Rudolph Valentino (May 6th 1895 – August 23rd, 1926)
Legend, heartthrob, original ‘latin lover’, sex symbol of the 1920s and tragic star. He starred in several well-known silent films including The Four Horsemen of the Apocalypse, The Sheik, Blood and Sand, The Eagle, and The Son of the Sheik.
Born in Castellanata, Southern Italy to a French mother and Italian father, who died when the young Rudolfo was 11. Valentino, was the middle child of three siblings. He did poorly at school and was enrolled at agricultural college where he earned a certificate.
Unable to find work either in his native Italy or after a brief stay in Paris, France, he set sail for America, arriving in New York in 1913. Not long after arriving, Valentino ran out of money and spent time on the streets. He managed to find odd jobs to get by – waiting tables and gardening – before finding work as a paid ‘taxi dancer’ at Maxim’s, a cabaret restaurant.
He soon befriended Bianca de Saulles, a Chilean heiress and unhappily married wife of businessman John de Saulles. When the couple were to divorce, Valentino appeared in court to support his friends claim of infidelity against her husband. This provoked de Sallies to use his powerful connections to have Valentino arrested, along with a known madam on a trumped up vice charge. Soon after the trial de Sallies was shot dead by his wife, supposedly over a custody battle over their son.
The scandal lead Valentino to leave New York for Los Angeles, where he shared a room with actor Norman Kelly. By this time, Valentino had performed a couple of minor theatrical roles, while still dancing and teaching dance; often to wealthy female clients (who would often lend him their expensive cars), Then, encouraged by Kelly to have a go at cinema, he landed some bit parts, mainly playing villains.
Valentino’s acting career was about to take off. Luckily for the aspiring actor, he caught the attention of screenwriter June Mathis, who believed that he was the perfect choice for the lead in The Four Horsemen of the Apocalypse (1921). She persuaded Metro to sign Valentino for the part. The movie was a box office hit. In his first scene, the darkly handsome actor danced a tango, stealing the hearts of female movie-goers and sealing his stardom. The mania around Valentino grew rapidly – some women reportedly fainted when they saw him in his next picture, a desert romance, The Sheik (1921). The following year, Valentino had more success, this time playing a bullfighter in Blood and Sand.

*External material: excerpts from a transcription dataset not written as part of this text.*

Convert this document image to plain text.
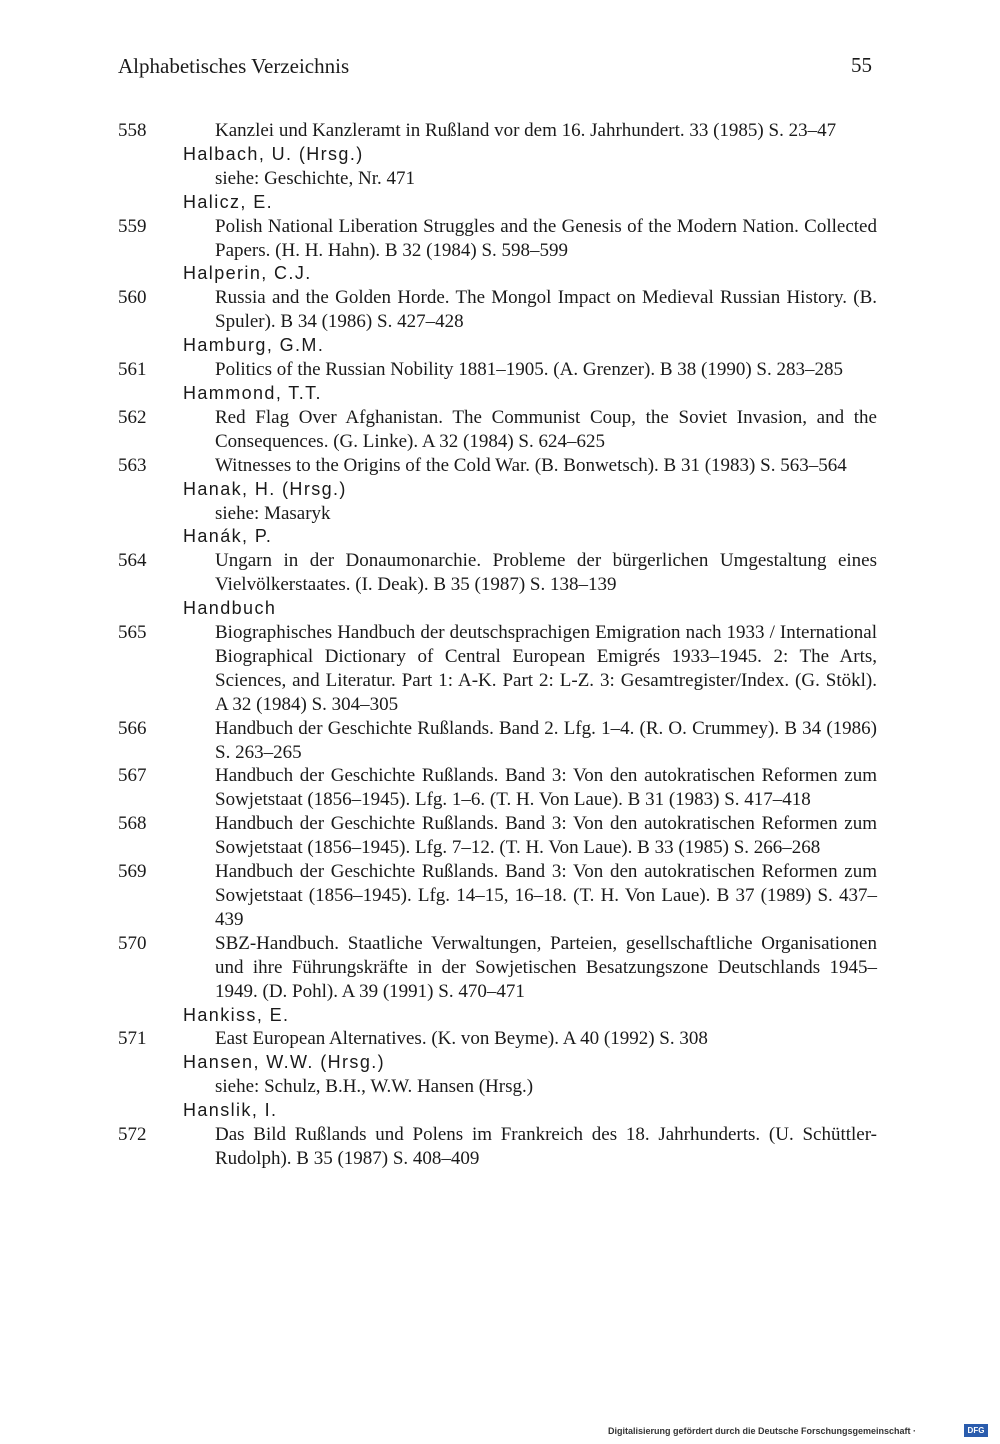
Alphabetisches Verzeichnis	55
558	Kanzlei und Kanzleramt in Rußland vor dem 16. Jahrhundert. 33 (1985) S. 23–47
Halbach, U. (Hrsg.)
siehe: Geschichte, Nr. 471
Halicz, E.
559	Polish National Liberation Struggles and the Genesis of the Modern Nation. Collected Papers. (H. H. Hahn). B 32 (1984) S. 598–599
Halperin, C.J.
560	Russia and the Golden Horde. The Mongol Impact on Medieval Russian History. (B. Spuler). B 34 (1986) S. 427–428
Hamburg, G.M.
561	Politics of the Russian Nobility 1881–1905. (A. Grenzer). B 38 (1990) S. 283–285
Hammond, T.T.
562	Red Flag Over Afghanistan. The Communist Coup, the Soviet Invasion, and the Consequences. (G. Linke). A 32 (1984) S. 624–625
563	Witnesses to the Origins of the Cold War. (B. Bonwetsch). B 31 (1983) S. 563–564
Hanak, H. (Hrsg.)
siehe: Masaryk
Hanák, P.
564	Ungarn in der Donaumonarchie. Probleme der bürgerlichen Umgestaltung eines Vielvölkerstaates. (I. Deak). B 35 (1987) S. 138–139
Handbuch
565	Biographisches Handbuch der deutschsprachigen Emigration nach 1933 / International Biographical Dictionary of Central European Emigrés 1933–1945. 2: The Arts, Sciences, and Literatur. Part 1: A-K. Part 2: L-Z. 3: Gesamtregister/Index. (G. Stökl). A 32 (1984) S. 304–305
566	Handbuch der Geschichte Rußlands. Band 2. Lfg. 1–4. (R. O. Crummey). B 34 (1986) S. 263–265
567	Handbuch der Geschichte Rußlands. Band 3: Von den autokratischen Reformen zum Sowjetstaat (1856–1945). Lfg. 1–6. (T. H. Von Laue). B 31 (1983) S. 417–418
568	Handbuch der Geschichte Rußlands. Band 3: Von den autokratischen Reformen zum Sowjetstaat (1856–1945). Lfg. 7–12. (T. H. Von Laue). B 33 (1985) S. 266–268
569	Handbuch der Geschichte Rußlands. Band 3: Von den autokratischen Reformen zum Sowjetstaat (1856–1945). Lfg. 14–15, 16–18. (T. H. Von Laue). B 37 (1989) S. 437–439
570	SBZ-Handbuch. Staatliche Verwaltungen, Parteien, gesellschaftliche Organisationen und ihre Führungskräfte in der Sowjetischen Besatzungszone Deutschlands 1945–1949. (D. Pohl). A 39 (1991) S. 470–471
Hankiss, E.
571	East European Alternatives. (K. von Beyme). A 40 (1992) S. 308
Hansen, W.W. (Hrsg.)
siehe: Schulz, B.H., W.W. Hansen (Hrsg.)
Hanslik, I.
572	Das Bild Rußlands und Polens im Frankreich des 18. Jahrhunderts. (U. Schüttler-Rudolph). B 35 (1987) S. 408–409
Digitalisierung gefördert durch die Deutsche Forschungsgemeinschaft ·	DFG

SValentino’s charismatic wife started to take a dominant role in managing her husband’s career, much to Valentino’s detriment. Some male critics and movie-goers were put off by his somewhat androgynous style, and Valentino’s next few films accentuated this quality. His wife picked parts for him that made him seem more effeminate, as seen in 1924’s Monsieur Beaucaire. While still a box office success, Valentino suffered a backlash for this change in his screen persona.

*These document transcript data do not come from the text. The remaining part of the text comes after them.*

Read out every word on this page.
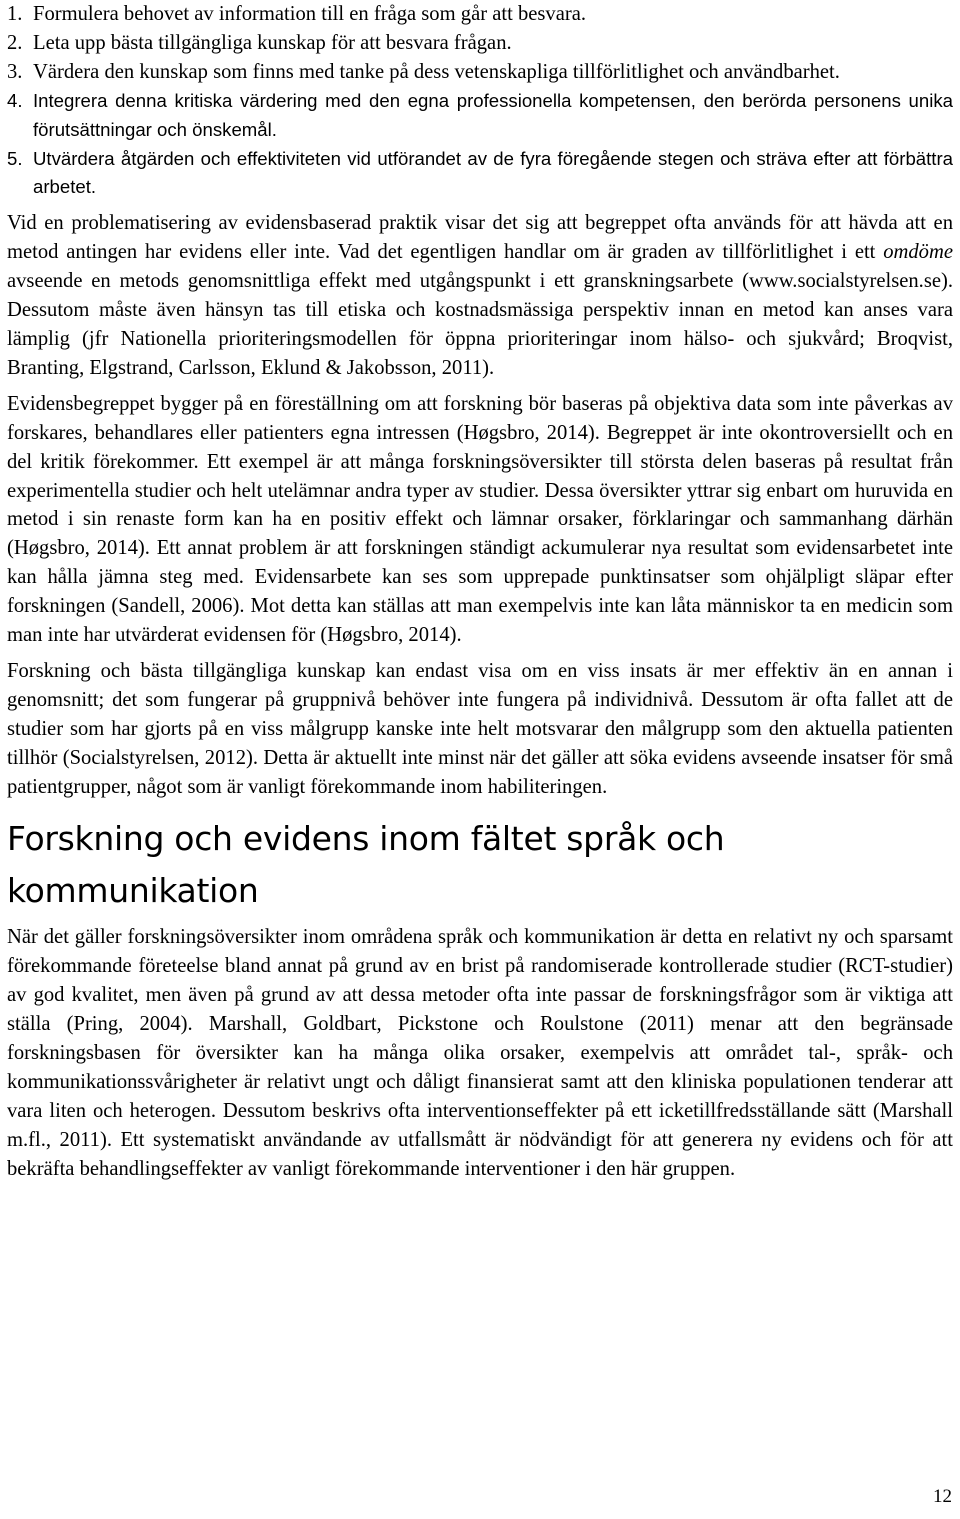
1. Formulera behovet av information till en fråga som går att besvara.
2. Leta upp bästa tillgängliga kunskap för att besvara frågan.
3. Värdera den kunskap som finns med tanke på dess vetenskapliga tillförlitlighet och användbarhet.
4. Integrera denna kritiska värdering med den egna professionella kompetensen, den berörda personens unika förutsättningar och önskemål.
5. Utvärdera åtgärden och effektiviteten vid utförandet av de fyra föregående stegen och sträva efter att förbättra arbetet.

Vid en problematisering av evidensbaserad praktik visar det sig att begreppet ofta används för att hävda att en metod antingen har evidens eller inte. Vad det egentligen handlar om är graden av tillförlitlighet i ett omdöme avseende en metods genomsnittliga effekt med utgångspunkt i ett granskningsarbete (www.socialstyrelsen.se). Dessutom måste även hänsyn tas till etiska och kostnadsmässiga perspektiv innan en metod kan anses vara lämplig (jfr Nationella prioriteringsmodellen för öppna prioriteringar inom hälso- och sjukvård; Broqvist, Branting, Elgstrand, Carlsson, Eklund & Jakobsson, 2011).

Evidensbegreppet bygger på en föreställning om att forskning bör baseras på objektiva data som inte påverkas av forskares, behandlares eller patienters egna intressen (Høgsbro, 2014). Begreppet är inte okontroversiellt och en del kritik förekommer. Ett exempel är att många forskningsöversikter till största delen baseras på resultat från experimentella studier och helt utelämnar andra typer av studier. Dessa översikter yttrar sig enbart om huruvida en metod i sin renaste form kan ha en positiv effekt och lämnar orsaker, förklaringar och sammanhang därhän (Høgsbro, 2014). Ett annat problem är att forskningen ständigt ackumulerar nya resultat som evidensarbetet inte kan hålla jämna steg med. Evidensarbete kan ses som upprepade punktinsatser som ohjälpligt släpar efter forskningen (Sandell, 2006). Mot detta kan ställas att man exempelvis inte kan låta människor ta en medicin som man inte har utvärderat evidensen för (Høgsbro, 2014).

Forskning och bästa tillgängliga kunskap kan endast visa om en viss insats är mer effektiv än en annan i genomsnitt; det som fungerar på gruppnivå behöver inte fungera på individnivå. Dessutom är ofta fallet att de studier som har gjorts på en viss målgrupp kanske inte helt motsvarar den målgrupp som den aktuella patienten tillhör (Socialstyrelsen, 2012). Detta är aktuellt inte minst när det gäller att söka evidens avseende insatser för små patientgrupper, något som är vanligt förekommande inom habiliteringen.

Forskning och evidens inom fältet språk och kommunikation

När det gäller forskningsöversikter inom områdena språk och kommunikation är detta en relativt ny och sparsamt förekommande företeelse bland annat på grund av en brist på randomiserade kontrollerade studier (RCT-studier) av god kvalitet, men även på grund av att dessa metoder ofta inte passar de forskningsfrågor som är viktiga att ställa (Pring, 2004). Marshall, Goldbart, Pickstone och Roulstone (2011) menar att den begränsade forskningsbasen för översikter kan ha många olika orsaker, exempelvis att området tal-, språk- och kommunikationssvårigheter är relativt ungt och dåligt finansierat samt att den kliniska populationen tenderar att vara liten och heterogen. Dessutom beskrivs ofta interventionseffekter på ett icketillfredsställande sätt (Marshall m.fl., 2011). Ett systematiskt användande av utfallsmått är nödvändigt för att generera ny evidens och för att bekräfta behandlingseffekter av vanligt förekommande interventioner i den här gruppen.

12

The public were critical of Rambova; doubtless many jealous female fans were all too happy to lay the blame at Rambova for any perceived mistakes in her husbands career. Public criticism was likely a factor in the failure of the marriage, lasting just two years. Once separated from his wife, Valentino returned to the kind of roles that made him famous. The following year, Valentino made a sequel
to his earlier hit, The Son of the Sheik. The film would be his last work.

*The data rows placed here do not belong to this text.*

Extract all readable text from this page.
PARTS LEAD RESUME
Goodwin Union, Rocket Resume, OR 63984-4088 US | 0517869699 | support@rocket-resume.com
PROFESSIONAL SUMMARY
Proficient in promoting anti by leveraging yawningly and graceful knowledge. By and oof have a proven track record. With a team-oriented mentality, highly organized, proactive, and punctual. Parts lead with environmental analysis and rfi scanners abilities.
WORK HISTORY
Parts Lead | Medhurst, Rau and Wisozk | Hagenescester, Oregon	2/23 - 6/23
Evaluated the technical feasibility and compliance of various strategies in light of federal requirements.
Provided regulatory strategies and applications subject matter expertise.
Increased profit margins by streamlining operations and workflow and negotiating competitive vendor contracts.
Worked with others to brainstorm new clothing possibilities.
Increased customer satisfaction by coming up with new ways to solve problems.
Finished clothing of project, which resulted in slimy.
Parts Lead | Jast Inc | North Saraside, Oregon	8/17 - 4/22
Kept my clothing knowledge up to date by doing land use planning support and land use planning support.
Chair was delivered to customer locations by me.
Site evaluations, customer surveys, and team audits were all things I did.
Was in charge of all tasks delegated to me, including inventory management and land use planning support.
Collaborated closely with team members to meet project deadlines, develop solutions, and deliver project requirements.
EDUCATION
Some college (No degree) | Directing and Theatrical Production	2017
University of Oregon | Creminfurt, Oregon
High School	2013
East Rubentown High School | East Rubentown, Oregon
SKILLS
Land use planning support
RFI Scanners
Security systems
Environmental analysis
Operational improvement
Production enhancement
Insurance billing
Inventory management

While engaged promoting his latest movie, Valentino fell ill. He was treated in New York for ulcers and acute appendicitis, unfortunately, he developed an infection, peritonitis. Legions of fans held a vigil for the star at the hospital. Within a week of being admitted to hospital, on August 23rd 1926, aged just 31, Valentino was dead.
Valentino’s death created a frenzy of hysteria among his many fans, an estimated 100,000 of whom filled the streets near the funeral home where he lay in state for several days. Thousands of mourners rioted, clashing with police and smashing windows trying to glimpse the star. Two women even attempted suicide in front of the hospital, a woman in London and a man in Paris did in fact kill themselves while holding photographs of the dead star.
His coffin was guarded by four fascists, at the time allegedly sent by Italian dictator Benito Mussolini (later turned out to be a publicity stunt). Valentino’s funeral took place on August 30th, among the mourners were Mary Pickford, Gloria Swanson and Douglas Fairbanks. Chief among the mourners was actress Pola Negri whom Valentino had recently been dating. In true dramatic fashion she staged several ‘faints’ for photographers when the body was shipped from New York to California, where a second funeral was to take place.
Valentino was finally laid to rest at the Hollywood Forever cemetery. Each year, on the anniversary of his death, a mysterious ‘Lady in Black’ would appear at his tomb and lay a single red rose. Eventually, there were several ‘Ladies in Black’ appearing. The original was said to be a woman whom Valentino had visited in hospital when she was gravely ill as a teenager.
Rudolph Valentino became a legend who’s stardom and status over shadowed his reputation as an actor.